Leica · 40mm f/2.4 · Leica Minilux (fixed)

Leica Summarit 40mm f/2.4

35mm Prime f/2.4 Discontinued leaf-shutter · fixed-lens compact · street · documentary · premium point-and-shoot

Leica built the Summarit 40mm in 1995 to be the only lens a Minilux owner would ever touch. The Minilux was Leica's answer to the premium-compact arms race of the mid-1990s, when Contax had the T2 and Nikon had the 35Ti, and every one of those cameras lived or died on its fixed lens. Leica's bet was a 40mm f/2.4, a focal length that sits just wide of normal and frames a touch more generously than the 35mm everyone else reached for. The same lens stayed in production through the Minilux's run into 2003, and the design later carried forward into the Leica CM.

What it renders is the reason people still chase scuffed Miniluxes on auction sites. Reviewers consistently describe it as sharp wide open at f/2.4 across most of the frame, with the corners catching up as you stop down. It holds the high microcontrast Leica is known for, the kind that keeps edge detail crisp without crushing the midtones. Color comes back saturated without going garish, and flare is well controlled for a compact, though pointing it straight into a low sun will lift the shadows a little.

Subject separation is not what you buy this for. At 40mm and f/2.4 you do not get much unless you are close, and the out-of-focus areas read tidy rather than creamy. This is a documentary and street lens at heart, the thing you keep in a coat pocket and shoot at f/4 to f/8 on the move. People who want shallow portraits buy a different camera. People who want a Leica-rendered frame from something that weighs almost nothing keep this one.

The honest weakness is not the lens, it is the body it is welded to. The Minilux is known for the dreaded E02 fault that kills the electronics, and when the camera dies the Summarit dies with it, because the lens does not come off and will not mount on anything else. A great optic stuck in a fragile shell, and you price that risk in every time you buy one.

One metering note. The shutter is a leaf unit sitting inside the lens, so it syncs flash at every speed. That is the real advantage of this design. You can drop in fill at 1/400 in bright sun with none of the sync-speed ceiling that hobbles focal-plane cameras. Meter the ambient daylight in Zone Light Meter, set your fill a stop or two under, and the leaf shutter handles the rest. Cross-shopped against the Contax T2 and its 38mm Sonnar, the Leica wins on contrast and bite and loses on autofocus reliability, which is the trade every buyer in this little class still argues about.

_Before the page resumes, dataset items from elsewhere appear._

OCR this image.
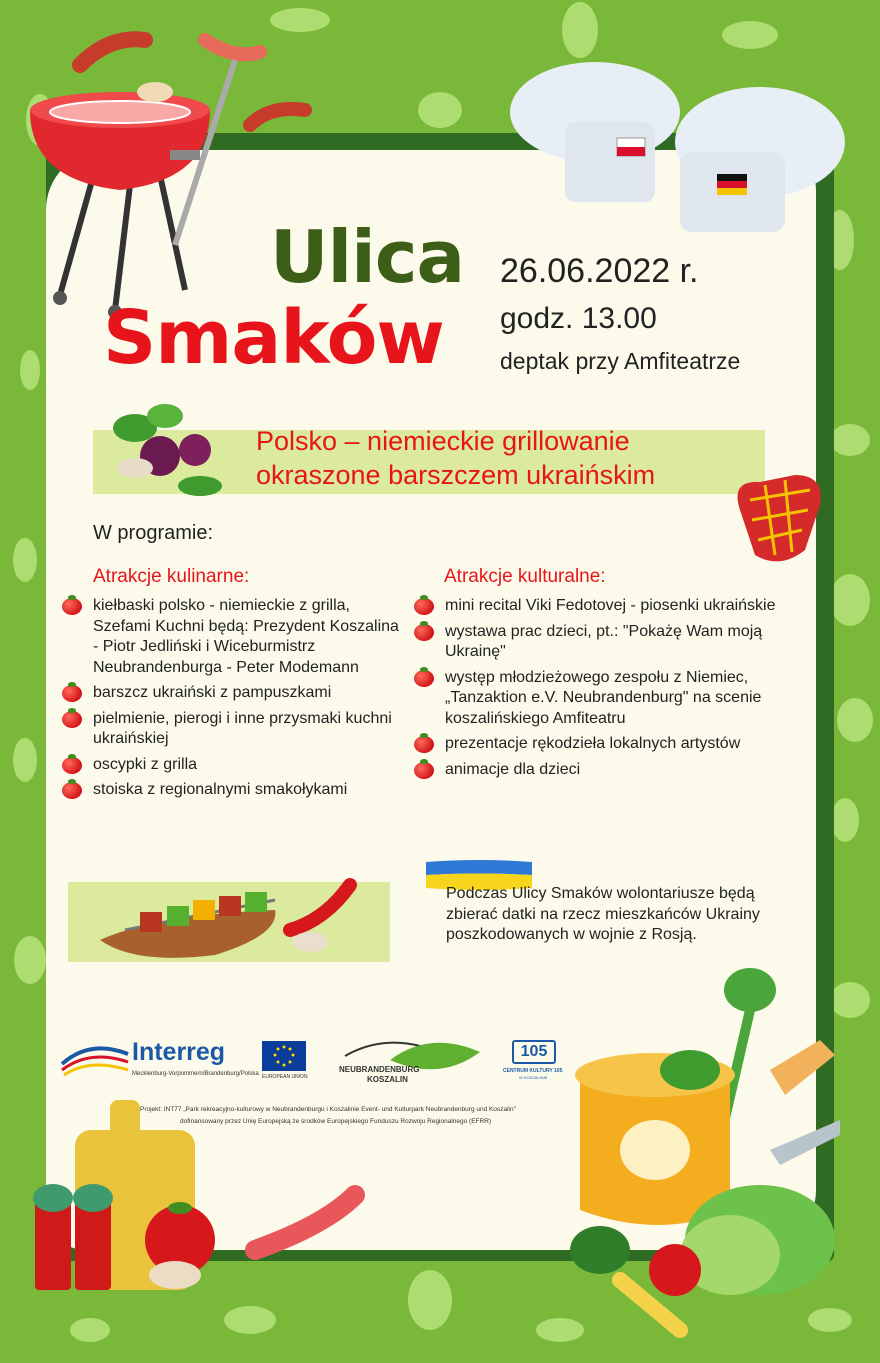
Ulica
Smaków
26.06.2022 r.
godz. 13.00
deptak przy Amfiteatrze
Polsko – niemieckie grillowanie
okraszone barszczem ukraińskim
W programie:
Atrakcje kulinarne:	Atrakcje kulturalne:
kiełbaski polsko - niemieckie z grilla, Szefami Kuchni będą: Prezydent Koszalina - Piotr Jedliński i Wiceburmistrz Neubrandenburga - Peter Modemann
barszcz ukraiński z pampuszkami
pielmienie, pierogi i inne przysmaki kuchni ukraińskiej
oscypki z grilla
stoiska z regionalnymi smakołykami
mini recital Viki Fedotovej - piosenki ukraińskie
wystawa prac dzieci, pt.: "Pokażę Wam moją Ukrainę"
występ młodzieżowego zespołu z Niemiec, „Tanzaktion e.V. Neubrandenburg" na scenie koszalińskiego Amfiteatru
prezentacje rękodzieła lokalnych artystów
animacje dla dzieci
Podczas Ulicy Smaków wolontariusze będą zbierać datki na rzecz mieszkańców Ukrainy poszkodowanych w wojnie z Rosją.
Interreg
Mecklenburg-Vorpommern/Brandenburg/Polska EUROPEAN UNION
NEUBRANDENBURG
KOSZALIN
105
CENTRUM KULTURY 105
W KOSZALINIE
Projekt: INT77 „Park rekreacyjno-kulturowy w Neubrandenburgu i Koszalinie Event- und Kulturpark Neubrandenburg und Koszalin"
dofinansowany przez Unię Europejską ze środków Europejskiego Funduszu Rozwoju Regionalnego (EFRR)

How the app handles this lens

  • Metering: Max aperture f/2.4. Meter wide open in dim light, then the app holds the reading while you stop down to your taking aperture.
  • Leaf shutter: The shutter sits in the lens, so it syncs flash at every speed instead of topping out at a body X-sync. The app's shutter ladder covers the full leaf range.

Frequently asked questions

What mount is the Leica Summarit 40mm f/2.4?

The Leica Summarit 40mm f/2.4 is a Leica Minilux (fixed) mount lens for 35mm cameras.

Is the Leica Summarit 40mm f/2.4 a prime or a zoom?

It is a 40mm prime.

How fast is the Leica Summarit 40mm f/2.4?

Its maximum aperture is f/2.4, stopping down to f/16.

Is the Leica Summarit 40mm f/2.4 discontinued?

Yes, it is out of production (made 1995-2003) and found on the used market.